MIT just took the tech world a step closer to making domestic robot helpers a reality! Details

They are envisioning robots that can follow commands like, “Go to the kitchen and fetch me a cup of coffee”.

July 25, 2020 13:41 IST

Till now, the vision and navigation advancement of robots has been undertaken along two routes.

Robot helpers: MIT researchers to make robots perceive human-like physical environments! While the work of people has been made easy with the help of purpose-specific Roombas, engineers at the Massachusetts Institute of Technology (MIT) are looking to make robots that can provide overall assistance like helping in household chores based on high-level, Alexa-like commands. They are envisioning robots that can follow commands like, “Go to the kitchen and fetch me a cup of coffee”. For that, the team of researchers believe that the robot would have to perceive the physical environment like humans do.

In a statement, MIT Aeronautics and Astronautics assistant professor Luca Carlone said that in order to carry out any task or to take any decision, a mental image of one’s environment is necessary. He added that while the task was effortless for humans, for robots, it entailed a painful problem of transforming the pixel values of what the bots see through their cameras into an understanding of what the world is like.

In order to find a solution to this problem, Carlone, along with his students, has developed a representation of the perception of the physical environment for robots. This representation has been modeled after the way humans perceive their surroundings and navigate around them.

The model, called 3D Dynamic Scene Graphs, has been designed to allow the robots to quickly develop a 3D map of their surroundings. This map would include the people, walls, rooms, objects and their semantic labels, like a chair versus a table, as well as any other structures which the robots could likely be seeing in their environment. With the help of this model, the robot would be able to extract information from the map, in order to understand where the rooms and objects are, and also to perceive the movement of people in its path.

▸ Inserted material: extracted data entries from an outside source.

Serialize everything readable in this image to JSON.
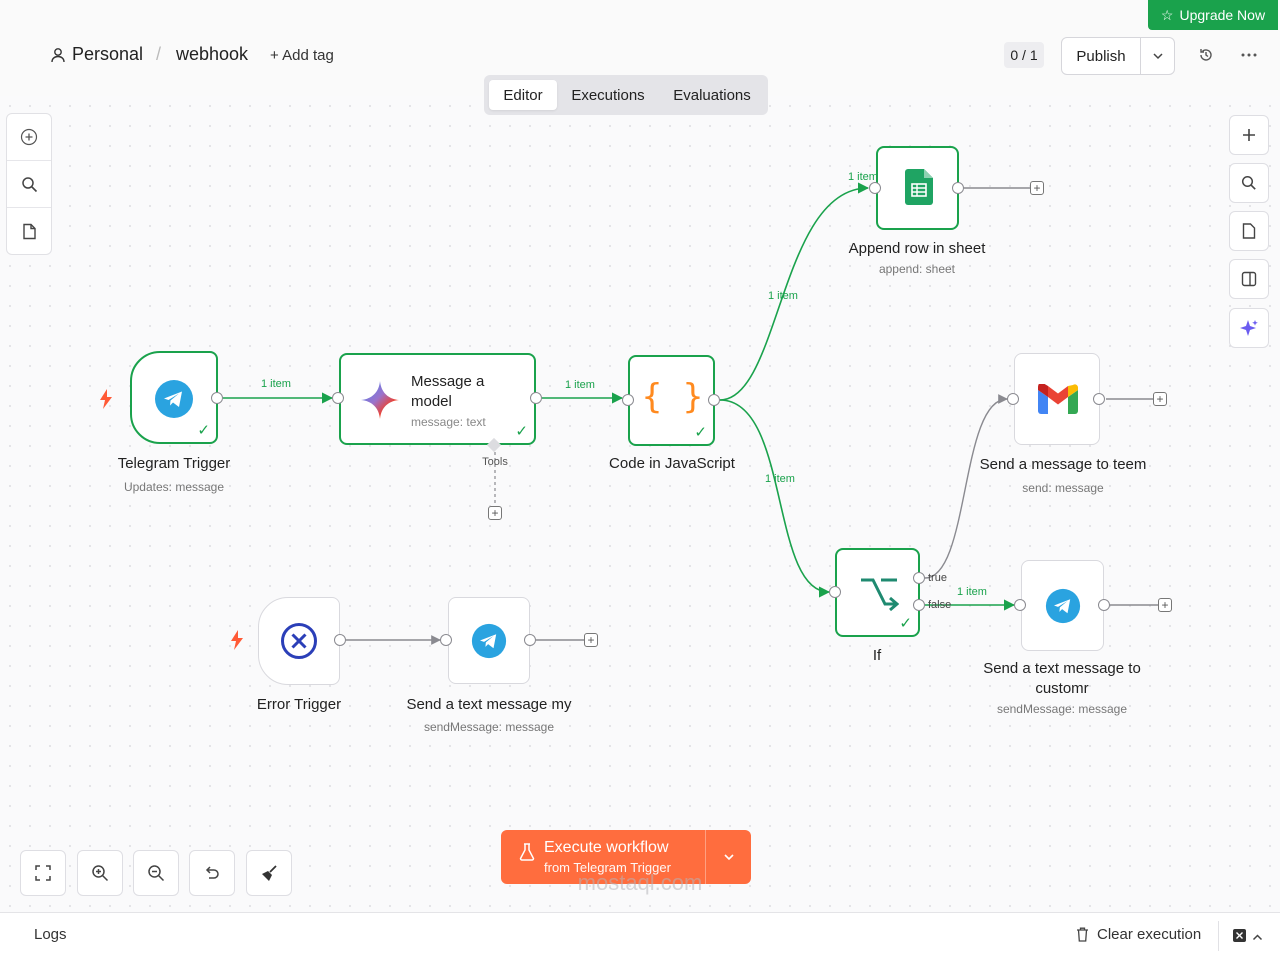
{
  "header": {
    "upgrade_label": "Upgrade Now",
    "project": "Personal",
    "separator": "/",
    "workflow_name": "webhook",
    "add_tag": "+ Add tag",
    "counter": "0 / 1",
    "publish_label": "Publish"
  },
  "tabs": [
    {
      "label": "Editor",
      "active": true
    },
    {
      "label": "Executions",
      "active": false
    },
    {
      "label": "Evaluations",
      "active": false
    }
  ],
  "nodes": {
    "telegram_trigger": {
      "title": "Telegram Trigger",
      "subtitle": "Updates: message"
    },
    "message_model": {
      "title_line1": "Message a",
      "title_line2": "model",
      "subtitle": "message: text",
      "tools_label": "Tools"
    },
    "code_js": {
      "title": "Code in JavaScript",
      "glyph": "{ }"
    },
    "append_row": {
      "title": "Append row in sheet",
      "subtitle": "append: sheet"
    },
    "gmail": {
      "title": "Send a message to teem",
      "subtitle": "send: message"
    },
    "if_node": {
      "title": "If",
      "true_label": "true",
      "false_label": "false"
    },
    "send_customer": {
      "title_line1": "Send a text message to",
      "title_line2": "customr",
      "subtitle": "sendMessage: message"
    },
    "error_trigger": {
      "title": "Error Trigger"
    },
    "send_my": {
      "title": "Send a text message my",
      "subtitle": "sendMessage: message"
    }
  },
  "edges": {
    "tg_to_model": "1 item",
    "model_to_code": "1 item",
    "code_to_sheet": "1 item",
    "code_to_if": "1 item",
    "sheet_in": "1 item",
    "if_to_customer": "1 item"
  },
  "execute": {
    "line1": "Execute workflow",
    "line2": "from Telegram Trigger"
  },
  "logs": {
    "label": "Logs",
    "clear_label": "Clear execution"
  },
  "watermark": "mostaql.com",
  "colors": {
    "accent_green": "#1aa24c",
    "execute_orange": "#ff6d3e",
    "trigger_bolt": "#ff5a36",
    "telegram_blue": "#2aa3e0"
  }
}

Carlone said that the compressed representation is important because it allows the robot to make quick decisions and also plan its path. It is not much different from what humans do, he added.

He further said that while these robots would become great domestic helpers, robots running on such a model would also be suitable for other high-level jobs like working with people on the factory floor and scouting a disaster site for any survivors.

Robot helpers: Mapping undertaken so far

Till now, the vision and navigation advancement of robots has been undertaken along two routes. The 3D mapping of robots allows them to reconstruct their surroundings in three dimensions as they explore the environment in real time, while the robots so far understood the semantic segmentation to distinguish between various objects and their differences, like a car as against a bicycle, in 2D images.

According to MIT, the model developed by Carlone and MIT graduate student and lead author of the study Antoni Rosinol is the first to generate the robot’s environment in real-time in 3D, while at the same time labelling objects, structures and people, both dynamic and stationary, within that 3D map itself.

How does the spatial recognition model work?

A major component of the new model is an open-source library called Kimera, which had been earlier developed by the team to make a 3D geometric model of the environment, while simultaneously encoding the likelihood of an object being a chair versus a table, for example. Carlone said that the team wanted Kimera to be a mix of mapping as well as semantic understanding in 3D.

So how does Kimera work, you ask? Kimera works completely in real-time, relying on the streams of images captured by the robot’s camera and the inertial movements caught by the onboard sensors. Using this data, Kimera estimates the trajectory of the robot or the camera, while at the same time reconstructing the scene in a 3D mesh.

The semantic 3D mesh is generated by Kimera using an existing neural network which has already been trained with the help of millions of real-world images. With the help of this network, Kimera predicts the label of each pixel, and then these labels are projected in 3D with the help of ray-casting, which is commonly used in computer graphics.

As a result, the robot has a 3D map of its surroundings, where each face has been colour-coded as part of objects, structures, or people.

Can robots work on Kimera-generated 3D mesh alone?

According to MIT, if robots were to work on such a mesh alone to navigate in its environment, it would be time consuming as well as computationally expensive. In order to solve this problem, Carlone and his team built off of Kimera, and developed an algorithm to convert Kimera’s dense mesh into dynamic 3D scene graphs, which are popular computer graphics typically used in video game engines for 3D environments.

The algorithms would break down Kimera’s mesh into distinct 3D semantic layers, so that the robot is able to visually perceive through a particular layer or lens. The layers are progressive in hierarchy, going from objects and people, to open spaces and structures like walls and ceilings, to rooms, corridors, and halls, and ultimately, entire buildings.

According to Carlone, with this layered representation, the robots would not have to make sense of the millions of points and faces in the original mesh. In these layers, the team has also managed to develop algorithms that would make it easier for robots to perceive human shapes and their movements in the real-time environment.

The new model was tested in a photo-realistic simulator that simulated a robot in a dynamic office environment which was filled with moving people.

Carlone said that his team was essentially allowing robots to have similar mental models as humans, which would impact several applications like self-driving cars, collaborative manufacturing, domestic robotics as well as search and rescue.

This article was first uploaded on July twenty-five, twenty twenty, at forty-one minutes past one in the afternoon.